Это была высокая, довольно полная, сильно моложавая блондинка с большими черными волоокими глазами, свежая и красивая, несмотря на свои сорок лет. От ее классически правильного лица, с прямым носом, сжатыми губами и несколько выдавшимся подбородком, веяло жесткостью и холодом, и в то же время в нем было что-то чувственное. Вся она, точно сознавая свое великолепие, сияла холодным блеском и, видно было, очень ценила и холила свою особу, напоминающую красивое, хорошо откормленное животное.
На ней был черный лиф, обливавший пышные формы роскошного бюста. У шеи блестела красивая брошка; в ушах горели маленькие брильянты, а на холеных белых крупноватых руках были кольца. Густые белокурые волосы, собранные сзади, вились у лба колечками. От нее пахло душистой пудрой и тонким ароматом ириса.
— Я думала, что ты не придешь обедать! — проговорила наконец Ордынцева, взглядывая на мужа.
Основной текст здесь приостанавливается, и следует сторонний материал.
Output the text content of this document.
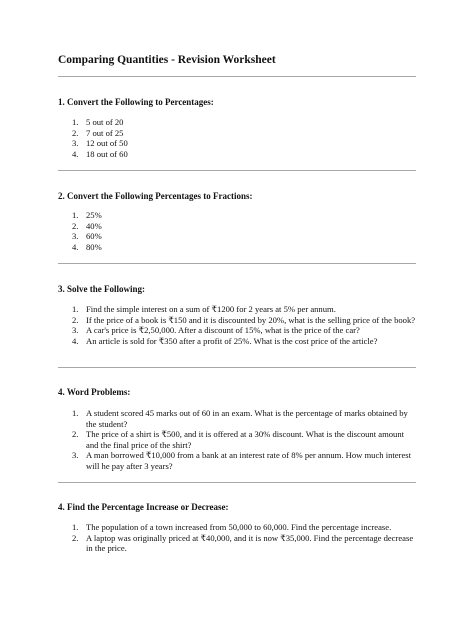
Comparing Quantities - Revision Worksheet
1. Convert the Following to Percentages:
1. 5 out of 20
2. 7 out of 25
3. 12 out of 50
4. 18 out of 60
2. Convert the Following Percentages to Fractions:
1. 25%
2. 40%
3. 60%
4. 80%
3. Solve the Following:
1. Find the simple interest on a sum of ₹1200 for 2 years at 5% per annum.
2. If the price of a book is ₹150 and it is discounted by 20%, what is the selling price of the book?
3. A car's price is ₹2,50,000. After a discount of 15%, what is the price of the car?
4. An article is sold for ₹350 after a profit of 25%. What is the cost price of the article?
4. Word Problems:
1. A student scored 45 marks out of 60 in an exam. What is the percentage of marks obtained by the student?
2. The price of a shirt is ₹500, and it is offered at a 30% discount. What is the discount amount and the final price of the shirt?
3. A man borrowed ₹10,000 from a bank at an interest rate of 8% per annum. How much interest will he pay after 3 years?
4. Find the Percentage Increase or Decrease:
1. The population of a town increased from 50,000 to 60,000. Find the percentage increase.
2. A laptop was originally priced at ₹40,000, and it is now ₹35,000. Find the percentage decrease in the price.
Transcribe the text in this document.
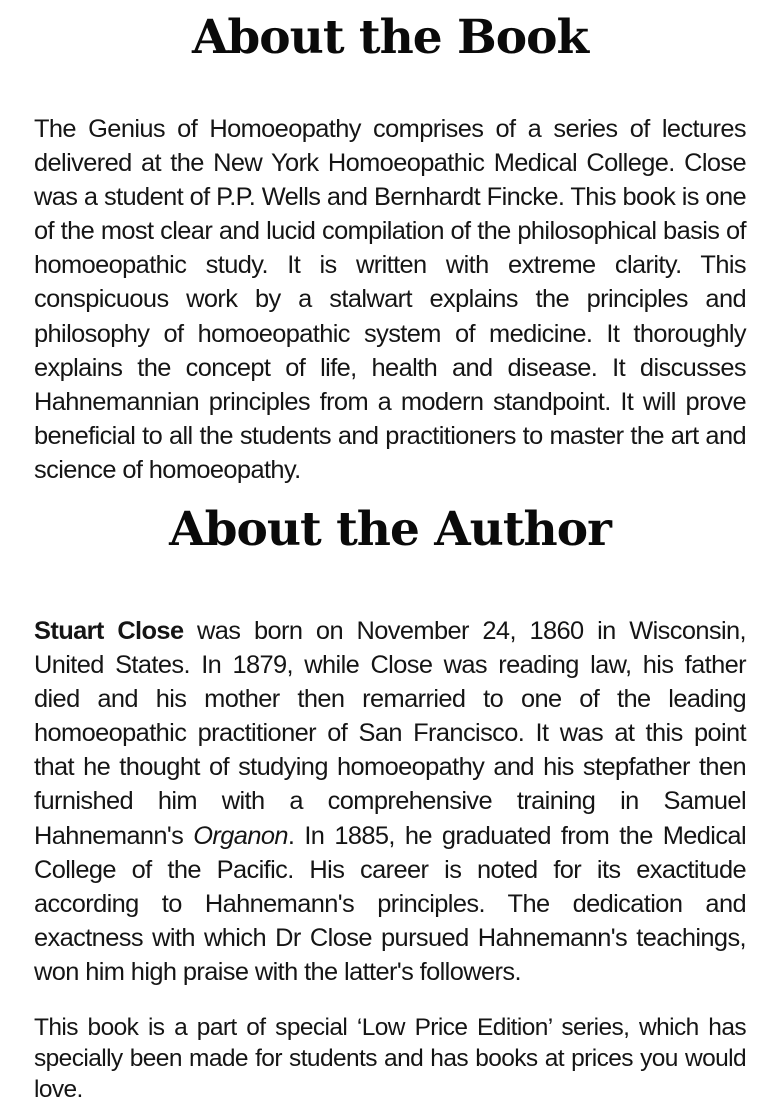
About the Book

The Genius of Homoeopathy comprises of a series of lectures delivered at the New York Homoeopathic Medical College. Close was a student of P.P. Wells and Bernhardt Fincke. This book is one of the most clear and lucid compilation of the philosophical basis of homoeopathic study. It is written with extreme clarity. This conspicuous work by a stalwart explains the principles and philosophy of homoeopathic system of medicine. It thoroughly explains the concept of life, health and disease. It discusses Hahnemannian principles from a modern standpoint. It will prove beneficial to all the students and practitioners to master the art and science of homoeopathy.

About the Author

Stuart Close was born on November 24, 1860 in Wisconsin, United States. In 1879, while Close was reading law, his father died and his mother then remarried to one of the leading homoeopathic practitioner of San Francisco. It was at this point that he thought of studying homoeopathy and his stepfather then furnished him with a comprehensive training in Samuel Hahnemann's Organon. In 1885, he graduated from the Medical College of the Pacific. His career is noted for its exactitude according to Hahnemann's principles. The dedication and exactness with which Dr Close pursued Hahnemann's teachings, won him high praise with the latter's followers.

This book is a part of special ‘Low Price Edition’ series, which has specially been made for students and has books at prices you would love.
В тоне ее певучего контральто не звучало ласковой нотки. Взгляд, брошенный на мужа, далеко не был взглядом любящей жены.
— Ты думала? — переспросил Ордынцев и в свою очередь взглянул на жену.
Злое, ироническое выражение блеснуло в его острых и умных, темных, глубоко сидящих глазах и отразилось на бледном, худом, смуглом и старообразном лице с тонкими изящными чертами.
Все в этой красивой, выхоленной, когда-то безгранично любимой женщине раздражало теперь Ордынцева: и ее самодовольное великолепие, и обтянутый лиф, и колечки на лбу, и голос, и кольца, и остатки пудры на щеке, и подведенные глаза, и запах духов.
«Ишь рядится!» — со злостью подумал он, отводя глаза.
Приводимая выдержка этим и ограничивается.